There's barely enough money to pay for people whose treatment is underway and who will need it for a lifetime. There isn't enough to start treatment for about 5 million more who urgently need it.
It should be stated that AIDS activists can easily mount a soapbox against anyone from the moral high ground, begging for help for people dying from a terrible disease. But it should also be stated that most of the international aid community and the news media rarely consider placing any responsibility for contracting AIDS infection on the behaviors of the infected. With a broad brush, they are absolved of any responsibility, regardless of the moral circumstances.
It can also be stated that it's unfair for global activists to rage against the United States when it has been the U.S. that has been the primary funder, when other countries have not done as much. This is just an example of how President Bush never seemed to get any credit for policies that liberals would ardently support if there weren't political points to be scored. Here are the numbers Brown provided:
The United Nations agency UNAIDS estimates that $23.6 billion was needed to address the epidemic in low- and middle-income countries last year. Yet only $15.9 billion was available from all sources, public and private. The U.S. government provided 27 percent of that money, mostly through PEPFAR, which Bush started in 2003 with a then-staggering commitment to spend $15 billion on prevention and treatment over five years.
The United States has been by far the biggest donor of money for AIDS treatment to the world's poor, last year providing 58 percent of the $7.6 billion given by governments.

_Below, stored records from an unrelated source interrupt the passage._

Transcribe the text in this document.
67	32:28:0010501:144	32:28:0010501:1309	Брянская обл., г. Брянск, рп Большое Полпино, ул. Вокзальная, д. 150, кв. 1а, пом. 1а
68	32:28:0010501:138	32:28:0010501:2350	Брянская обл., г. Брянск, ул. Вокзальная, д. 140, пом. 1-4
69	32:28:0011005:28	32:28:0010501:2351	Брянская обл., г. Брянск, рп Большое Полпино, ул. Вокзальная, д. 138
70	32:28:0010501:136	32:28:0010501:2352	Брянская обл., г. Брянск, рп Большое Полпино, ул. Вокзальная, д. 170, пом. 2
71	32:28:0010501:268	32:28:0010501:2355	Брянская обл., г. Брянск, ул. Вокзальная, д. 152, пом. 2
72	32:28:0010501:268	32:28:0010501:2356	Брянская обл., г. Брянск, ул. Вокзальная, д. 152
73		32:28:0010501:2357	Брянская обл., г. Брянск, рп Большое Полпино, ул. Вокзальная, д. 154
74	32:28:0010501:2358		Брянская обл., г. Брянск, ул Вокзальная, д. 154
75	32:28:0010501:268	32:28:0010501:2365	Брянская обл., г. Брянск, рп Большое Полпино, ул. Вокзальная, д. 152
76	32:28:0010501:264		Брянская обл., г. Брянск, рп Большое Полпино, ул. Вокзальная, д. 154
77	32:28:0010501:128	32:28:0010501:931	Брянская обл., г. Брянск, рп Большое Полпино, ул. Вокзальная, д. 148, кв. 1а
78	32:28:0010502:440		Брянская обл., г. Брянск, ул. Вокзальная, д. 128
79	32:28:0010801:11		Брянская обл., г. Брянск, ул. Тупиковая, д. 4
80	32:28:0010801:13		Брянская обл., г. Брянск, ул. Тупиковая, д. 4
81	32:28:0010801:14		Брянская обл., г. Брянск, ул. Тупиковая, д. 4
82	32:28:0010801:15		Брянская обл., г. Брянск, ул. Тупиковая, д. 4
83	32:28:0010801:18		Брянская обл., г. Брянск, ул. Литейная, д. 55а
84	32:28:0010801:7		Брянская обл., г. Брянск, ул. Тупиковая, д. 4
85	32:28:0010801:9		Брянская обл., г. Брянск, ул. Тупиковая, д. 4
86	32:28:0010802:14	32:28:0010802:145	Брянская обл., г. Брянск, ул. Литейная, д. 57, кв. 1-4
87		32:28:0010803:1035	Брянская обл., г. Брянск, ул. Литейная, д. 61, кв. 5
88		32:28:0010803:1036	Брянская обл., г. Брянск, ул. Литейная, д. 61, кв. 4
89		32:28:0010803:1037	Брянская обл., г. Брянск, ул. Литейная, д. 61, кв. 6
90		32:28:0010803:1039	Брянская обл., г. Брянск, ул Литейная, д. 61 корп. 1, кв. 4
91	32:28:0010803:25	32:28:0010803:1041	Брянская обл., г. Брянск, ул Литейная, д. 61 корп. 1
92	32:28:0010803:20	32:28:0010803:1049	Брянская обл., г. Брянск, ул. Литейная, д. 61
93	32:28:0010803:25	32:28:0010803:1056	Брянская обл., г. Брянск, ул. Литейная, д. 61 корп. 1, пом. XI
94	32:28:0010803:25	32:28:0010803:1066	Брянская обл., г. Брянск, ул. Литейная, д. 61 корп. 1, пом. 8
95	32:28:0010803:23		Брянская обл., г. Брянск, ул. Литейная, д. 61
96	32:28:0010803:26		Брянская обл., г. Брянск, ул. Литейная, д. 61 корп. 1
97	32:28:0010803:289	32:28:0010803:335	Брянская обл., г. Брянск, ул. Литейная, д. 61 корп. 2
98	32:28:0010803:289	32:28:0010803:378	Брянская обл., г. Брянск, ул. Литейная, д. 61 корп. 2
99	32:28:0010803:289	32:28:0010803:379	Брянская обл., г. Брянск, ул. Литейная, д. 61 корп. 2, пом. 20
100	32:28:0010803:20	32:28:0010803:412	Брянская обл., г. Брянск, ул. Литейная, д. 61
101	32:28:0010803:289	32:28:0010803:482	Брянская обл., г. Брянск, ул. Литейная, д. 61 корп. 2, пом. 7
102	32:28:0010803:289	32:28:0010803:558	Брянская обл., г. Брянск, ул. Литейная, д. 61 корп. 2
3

Britain, a distant second, gave 10 percent of the total. Japan, with the world's third-largest economy, contributed 2 percent.
Brown quotes several Obama officials in their defense, including Ezekiel Emanuel, brother of the president's chief of staff, who blandly states that stopping HIV infections requires "improving their overall health and the health systems around them." Brown didn't reproduce what offended Emanuel: stickers at the conference that blared "Obama's AIDS plan. Take a Number, Wait to Die."